Yılmaz, sendika binasında yönetim kuruluyla birlikte yaptığı açıklamada “Ancak bu satırları kaleme aldığım saate kadar izliyorum ki Şahin Ören, mesajımı okumamış. Hoş okusa da anlayabileceğini sanmıyorum. Her dönem sendikacılığı Eğitim Sen'i karalayarak yaptığını sanan itibar cellatlarına sesleniyorum. Çamur atarak Eğitim SEN 'e diz çöktüremezsiniz. Kim Eğitim Sen içinde yasa dışı bir örgüt mensubu olduğunu söyleyip bunu kanıtlayamazsa, ahlaksızdır, namussuzdur, şerefsizdir” diyerek karşılık verdi.

SİYASİ İKTİDARIN ELİNDE TEHLİKELİ BİR SİLAHA DÖNÜŞMÜŞTÜR”

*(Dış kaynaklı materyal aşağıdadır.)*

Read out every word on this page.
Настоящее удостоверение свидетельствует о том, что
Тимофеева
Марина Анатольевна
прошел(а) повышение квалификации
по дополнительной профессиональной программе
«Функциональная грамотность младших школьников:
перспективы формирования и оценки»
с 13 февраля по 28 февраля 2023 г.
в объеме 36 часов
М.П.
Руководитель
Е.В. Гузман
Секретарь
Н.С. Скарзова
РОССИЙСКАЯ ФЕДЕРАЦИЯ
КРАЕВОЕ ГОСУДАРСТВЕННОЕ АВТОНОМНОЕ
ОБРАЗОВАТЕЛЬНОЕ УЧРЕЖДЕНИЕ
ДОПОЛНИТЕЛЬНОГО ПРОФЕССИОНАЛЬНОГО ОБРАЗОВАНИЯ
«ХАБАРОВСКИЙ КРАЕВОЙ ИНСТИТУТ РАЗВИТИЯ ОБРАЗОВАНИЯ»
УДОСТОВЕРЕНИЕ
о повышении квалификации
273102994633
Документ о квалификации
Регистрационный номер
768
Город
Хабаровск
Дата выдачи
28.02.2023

15 Temmuz darbe girişimi sonrasında başlatılan ve darbecilere yönelik olduğu iddia edilen soruşturmalar hakkında konuşan Yılmaz, “KHK'ler dayanak yapılarak kamuda gerçekleştirilen açığa almalar ve ihraçlar, siyasi iktidarın elinde tehlikeli bir silaha dönüşmüştür. AKP, 15 Temmuz darbe girişimini fırsata çevirerek darbeyle alakası olmayan ama kendisine muhalif olan herkesi susturmanın derdine düşmüştür. Evrensel hukuk ilkeleri çerçevesinde hareket etmek yerine, adeta hukuka düşman kesilenler, Meclisi devre dışı bırakarak OHAL'i kendi hukuksuzluklarına kalkan yapmaktadır. Ülkeyi kendi siyasal-ideolojik hedefleri doğrultusunda yeniden inşa etmek' isteyenler, karşılarında duracak hiçbir örgütlü güç istememekte, okullarda, üniversitelerde özgür düşünen, sorgulayan, eleştiren nesiller yetiştirilmesinden rahatsızlık duyanlar darbe fırsatçılığı yapmaktadır. Eğitimde yaşanan dinselleştirme karşısında laik-bilimsel eğitimi savunanlar, eğitimde yaşanan ticarileştirmeye karşı herkes için eşit ve parasız eğitim için mücadele eden eğitim ve bilim emekçilerinin iktidarın ve yandaşlarının hedefinde olması hiç şaşırtıcı değildir. Hükümetin, arkasına sığındığı OHAL kalkanıyla, yıllardır eğitim ve bilim emekçilerinin örgütlü mücadelesi karşısında yapamadıklarını, darbe fırsatçılığı üzerinden yapmak istediği anlaşılmaktadır. Başbakan'ın son günlerde yaptığı açıklamalar, ortada suç unsuru olarak değerlendirilecek hiçbir somut delil, soruşturma ya da yargılama yokken, sadece siyasi tasarruflar üzerinden hareket edildiğini göstermektedir.” şeklinde konuştu.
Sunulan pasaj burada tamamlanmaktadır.